CUDA Programming in Rust: Extending Fractional Noise Generation for AI Models

by Daniel Boros

Mar 8

7 min read

76 views

In this post, I will share my journey of implementing CUDA support in Rust for generating large quantities of synthetic data for AI model training, particularly focusing on fractional stochastic processes. This work is part of the stochastic-rs crate, a Rust library that provides a wide range of stochastic processes—currently nearly 60—for simulation, statistical modeling, and quantitative finance applications. The library supports both classical and fractional stochastic differential equations (SDEs), allowing for more advanced modeling by replacing the usual Wiener process with a fractional Wiener process.

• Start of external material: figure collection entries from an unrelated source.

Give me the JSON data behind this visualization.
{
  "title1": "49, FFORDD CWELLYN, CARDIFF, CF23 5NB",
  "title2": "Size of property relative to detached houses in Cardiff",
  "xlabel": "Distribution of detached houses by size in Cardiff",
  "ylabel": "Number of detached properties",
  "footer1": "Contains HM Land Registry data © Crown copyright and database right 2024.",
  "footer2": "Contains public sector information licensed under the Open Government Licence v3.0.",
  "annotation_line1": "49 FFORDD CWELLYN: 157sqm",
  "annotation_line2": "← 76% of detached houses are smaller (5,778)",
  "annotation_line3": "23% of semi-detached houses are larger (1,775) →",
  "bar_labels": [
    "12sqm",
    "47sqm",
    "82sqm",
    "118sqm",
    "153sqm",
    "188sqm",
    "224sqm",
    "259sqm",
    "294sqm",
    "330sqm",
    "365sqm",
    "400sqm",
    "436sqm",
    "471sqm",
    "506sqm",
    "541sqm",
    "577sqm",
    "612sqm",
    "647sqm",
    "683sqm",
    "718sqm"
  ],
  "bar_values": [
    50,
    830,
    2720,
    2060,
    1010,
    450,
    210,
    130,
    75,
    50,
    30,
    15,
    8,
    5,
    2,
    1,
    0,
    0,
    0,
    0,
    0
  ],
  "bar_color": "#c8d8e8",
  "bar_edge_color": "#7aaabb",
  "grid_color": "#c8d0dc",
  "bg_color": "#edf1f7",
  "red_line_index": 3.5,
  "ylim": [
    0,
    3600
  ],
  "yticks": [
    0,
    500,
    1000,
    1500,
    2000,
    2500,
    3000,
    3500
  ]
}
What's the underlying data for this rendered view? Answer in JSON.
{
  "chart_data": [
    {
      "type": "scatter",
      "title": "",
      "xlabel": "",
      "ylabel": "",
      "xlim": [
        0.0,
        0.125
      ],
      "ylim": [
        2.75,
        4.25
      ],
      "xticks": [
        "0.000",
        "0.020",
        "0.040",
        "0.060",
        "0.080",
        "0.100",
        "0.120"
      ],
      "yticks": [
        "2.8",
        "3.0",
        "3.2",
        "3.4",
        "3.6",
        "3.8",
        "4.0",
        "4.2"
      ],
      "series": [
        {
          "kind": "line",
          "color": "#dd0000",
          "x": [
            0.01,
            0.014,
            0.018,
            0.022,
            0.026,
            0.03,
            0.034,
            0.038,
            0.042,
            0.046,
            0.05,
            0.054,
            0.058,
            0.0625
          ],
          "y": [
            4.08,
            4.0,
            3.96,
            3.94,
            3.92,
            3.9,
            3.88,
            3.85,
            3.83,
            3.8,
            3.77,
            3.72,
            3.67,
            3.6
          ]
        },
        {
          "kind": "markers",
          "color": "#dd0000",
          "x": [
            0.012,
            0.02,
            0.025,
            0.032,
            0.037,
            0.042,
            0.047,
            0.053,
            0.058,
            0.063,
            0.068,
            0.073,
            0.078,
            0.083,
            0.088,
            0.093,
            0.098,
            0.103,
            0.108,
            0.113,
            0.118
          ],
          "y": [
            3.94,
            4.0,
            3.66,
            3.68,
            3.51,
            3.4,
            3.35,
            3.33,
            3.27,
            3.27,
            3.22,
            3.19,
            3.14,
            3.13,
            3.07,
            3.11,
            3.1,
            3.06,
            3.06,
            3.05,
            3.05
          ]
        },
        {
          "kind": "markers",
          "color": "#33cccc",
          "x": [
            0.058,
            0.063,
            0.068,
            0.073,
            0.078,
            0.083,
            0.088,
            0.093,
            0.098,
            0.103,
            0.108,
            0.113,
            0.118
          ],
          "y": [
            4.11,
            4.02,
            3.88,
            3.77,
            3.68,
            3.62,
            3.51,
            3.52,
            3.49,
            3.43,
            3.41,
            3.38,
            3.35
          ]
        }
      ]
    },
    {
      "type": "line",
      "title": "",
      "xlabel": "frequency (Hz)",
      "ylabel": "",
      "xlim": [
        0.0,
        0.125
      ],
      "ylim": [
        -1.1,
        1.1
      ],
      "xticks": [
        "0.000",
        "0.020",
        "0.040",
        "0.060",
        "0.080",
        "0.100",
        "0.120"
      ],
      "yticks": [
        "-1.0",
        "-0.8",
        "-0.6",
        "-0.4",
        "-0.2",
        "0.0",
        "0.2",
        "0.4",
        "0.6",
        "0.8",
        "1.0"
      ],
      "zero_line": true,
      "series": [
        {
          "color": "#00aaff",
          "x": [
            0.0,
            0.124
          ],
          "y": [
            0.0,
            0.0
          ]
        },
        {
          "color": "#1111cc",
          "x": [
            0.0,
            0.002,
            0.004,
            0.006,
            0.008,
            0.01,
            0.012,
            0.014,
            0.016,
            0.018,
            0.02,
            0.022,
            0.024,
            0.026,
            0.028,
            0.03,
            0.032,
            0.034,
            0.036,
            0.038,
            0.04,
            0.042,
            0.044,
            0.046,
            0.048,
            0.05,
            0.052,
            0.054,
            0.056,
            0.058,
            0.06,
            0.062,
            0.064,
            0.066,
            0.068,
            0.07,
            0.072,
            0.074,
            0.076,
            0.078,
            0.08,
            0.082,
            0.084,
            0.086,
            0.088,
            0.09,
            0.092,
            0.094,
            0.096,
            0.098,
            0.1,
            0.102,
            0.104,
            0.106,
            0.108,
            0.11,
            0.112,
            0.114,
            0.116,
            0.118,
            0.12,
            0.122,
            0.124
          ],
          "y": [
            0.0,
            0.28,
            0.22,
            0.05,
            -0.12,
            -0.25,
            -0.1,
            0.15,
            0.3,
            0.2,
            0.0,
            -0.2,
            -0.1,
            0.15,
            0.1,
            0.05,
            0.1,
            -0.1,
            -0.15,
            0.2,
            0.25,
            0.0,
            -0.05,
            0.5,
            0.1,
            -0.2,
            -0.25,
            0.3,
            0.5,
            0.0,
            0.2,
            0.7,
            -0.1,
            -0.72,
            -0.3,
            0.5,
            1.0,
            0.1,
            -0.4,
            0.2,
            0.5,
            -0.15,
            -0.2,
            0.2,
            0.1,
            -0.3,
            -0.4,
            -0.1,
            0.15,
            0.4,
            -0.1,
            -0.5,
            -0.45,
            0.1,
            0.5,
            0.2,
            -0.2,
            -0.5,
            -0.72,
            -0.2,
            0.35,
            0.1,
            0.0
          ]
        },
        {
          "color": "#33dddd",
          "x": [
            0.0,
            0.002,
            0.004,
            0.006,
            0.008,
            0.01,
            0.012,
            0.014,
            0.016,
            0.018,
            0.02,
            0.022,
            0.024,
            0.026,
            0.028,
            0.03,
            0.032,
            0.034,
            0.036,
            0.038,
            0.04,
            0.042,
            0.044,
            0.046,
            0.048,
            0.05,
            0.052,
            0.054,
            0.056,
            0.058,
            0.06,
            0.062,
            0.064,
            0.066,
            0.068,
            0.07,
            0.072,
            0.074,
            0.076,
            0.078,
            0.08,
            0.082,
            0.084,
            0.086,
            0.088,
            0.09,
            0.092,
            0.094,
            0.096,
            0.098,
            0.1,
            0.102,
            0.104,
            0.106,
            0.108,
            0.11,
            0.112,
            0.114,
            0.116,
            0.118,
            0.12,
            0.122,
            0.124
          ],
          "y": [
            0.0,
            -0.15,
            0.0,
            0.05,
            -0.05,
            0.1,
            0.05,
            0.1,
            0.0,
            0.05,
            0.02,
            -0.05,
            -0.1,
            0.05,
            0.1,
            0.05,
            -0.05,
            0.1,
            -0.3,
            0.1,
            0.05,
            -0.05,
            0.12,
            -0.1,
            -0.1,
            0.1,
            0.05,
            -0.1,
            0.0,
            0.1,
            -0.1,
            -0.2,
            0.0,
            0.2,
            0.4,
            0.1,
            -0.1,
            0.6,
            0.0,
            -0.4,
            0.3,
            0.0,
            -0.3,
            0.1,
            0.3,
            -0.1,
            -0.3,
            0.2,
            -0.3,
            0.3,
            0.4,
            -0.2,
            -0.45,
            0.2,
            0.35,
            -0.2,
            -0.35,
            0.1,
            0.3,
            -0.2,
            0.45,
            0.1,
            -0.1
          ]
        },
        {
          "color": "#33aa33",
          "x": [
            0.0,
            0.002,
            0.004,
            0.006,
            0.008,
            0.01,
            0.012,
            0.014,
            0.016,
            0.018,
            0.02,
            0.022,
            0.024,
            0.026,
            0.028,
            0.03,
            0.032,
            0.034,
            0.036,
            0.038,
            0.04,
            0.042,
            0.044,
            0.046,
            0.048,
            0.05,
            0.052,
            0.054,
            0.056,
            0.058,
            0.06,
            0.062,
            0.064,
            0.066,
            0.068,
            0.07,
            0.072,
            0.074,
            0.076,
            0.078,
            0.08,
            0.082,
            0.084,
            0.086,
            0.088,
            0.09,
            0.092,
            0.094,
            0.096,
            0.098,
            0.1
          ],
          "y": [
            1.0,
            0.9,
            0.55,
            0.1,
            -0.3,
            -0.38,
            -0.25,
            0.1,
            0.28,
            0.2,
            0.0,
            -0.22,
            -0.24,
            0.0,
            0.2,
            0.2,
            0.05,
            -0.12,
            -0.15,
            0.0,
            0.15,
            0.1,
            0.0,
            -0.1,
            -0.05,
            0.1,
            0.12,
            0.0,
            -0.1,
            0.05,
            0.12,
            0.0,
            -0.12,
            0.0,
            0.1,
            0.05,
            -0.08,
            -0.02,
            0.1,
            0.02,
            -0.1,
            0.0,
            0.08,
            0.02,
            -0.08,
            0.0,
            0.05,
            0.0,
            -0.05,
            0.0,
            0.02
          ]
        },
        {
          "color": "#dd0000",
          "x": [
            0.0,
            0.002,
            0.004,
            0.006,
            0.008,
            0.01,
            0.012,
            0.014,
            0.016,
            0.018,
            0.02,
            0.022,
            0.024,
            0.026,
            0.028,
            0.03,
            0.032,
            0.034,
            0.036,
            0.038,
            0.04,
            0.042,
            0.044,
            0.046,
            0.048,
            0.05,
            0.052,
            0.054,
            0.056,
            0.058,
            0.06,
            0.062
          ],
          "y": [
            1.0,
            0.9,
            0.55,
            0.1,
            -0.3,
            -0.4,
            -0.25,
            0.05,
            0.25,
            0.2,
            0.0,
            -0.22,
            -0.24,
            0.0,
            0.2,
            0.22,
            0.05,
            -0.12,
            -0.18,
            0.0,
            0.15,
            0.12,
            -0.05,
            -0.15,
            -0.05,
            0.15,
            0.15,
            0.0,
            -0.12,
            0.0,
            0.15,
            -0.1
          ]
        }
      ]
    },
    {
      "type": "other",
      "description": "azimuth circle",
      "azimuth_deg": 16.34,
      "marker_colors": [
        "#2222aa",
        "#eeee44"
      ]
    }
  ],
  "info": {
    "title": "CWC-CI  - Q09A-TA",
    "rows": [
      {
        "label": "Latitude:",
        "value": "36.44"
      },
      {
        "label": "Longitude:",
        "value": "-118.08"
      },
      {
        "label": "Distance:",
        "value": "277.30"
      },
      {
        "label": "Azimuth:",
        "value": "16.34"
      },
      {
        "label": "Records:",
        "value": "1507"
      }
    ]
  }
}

Below, I’ll go through the motivation behind adding CUDA to accelerate the generation of fractional Gaussian noise (fGn), some key steps of the implementation, and how we integrate the resulting GPU-accelerated code into Rust.

Why Fractional Processes?

A fractional stochastic process emerges when we replace the standard Wiener process in an SDE with a fractional Wiener process (fBm). The resulting process can exhibit long-range dependence and other behaviors not captured by standard Brownian motion. In finance, for example, these models can be useful when the usual assumption of uncorrelated increments does not hold, and in physics or other sciences, fractional processes can describe more complex phenomena.

The stochastic-rs crate provides around 60 different processes, many of which also have fractional variations. The core enabler for fractional processes here is generating high-quality fractional Gaussian noise (fGn) efficiently. On the CPU side, the Davies–Harte algorithm (a Fast Fourier Transform-based approach) is used. While this works well for moderate problem sizes, GPU acceleration can help a lot with larger-scale simulations, especially when repeatedly performing FFTs and large matrix multiplications.

Why CUDA in Rust?

While Rust is an excellent language for systems programming, it still lags behind C++ in terms of official, comprehensive CUDA support. Although there is a Rust-CUDA project under development, it does not yet cover everything needed—particularly cuFFT, cuComplex, and curand_kernel for random number generation in complex space. Therefore, the approach chosen was to implement the essential CUDA kernels in .cu files and invoke them from Rust via FFI (Foreign Function Interface).

The primary goal was to keep the entire library in Rust, yet still leverage the GPU for the most computation-intensive parts of fractional Gaussian noise generation. Below is a simplified overview of how the Davies–Harte method was offloaded to the GPU.

Davies–Harte on the GPU: Key Steps

Recall: The Davies–Harte algorithm uses an autocovariance vector to build an embedded circular matrix, then performs an FFT to obtain the eigenvalues. From there, we sample complex Gaussian random variables, multiply them by those eigenvalues, transform back with an inverse FFT, and apply a scaling factor. This yields the fractional Gaussian noise time series.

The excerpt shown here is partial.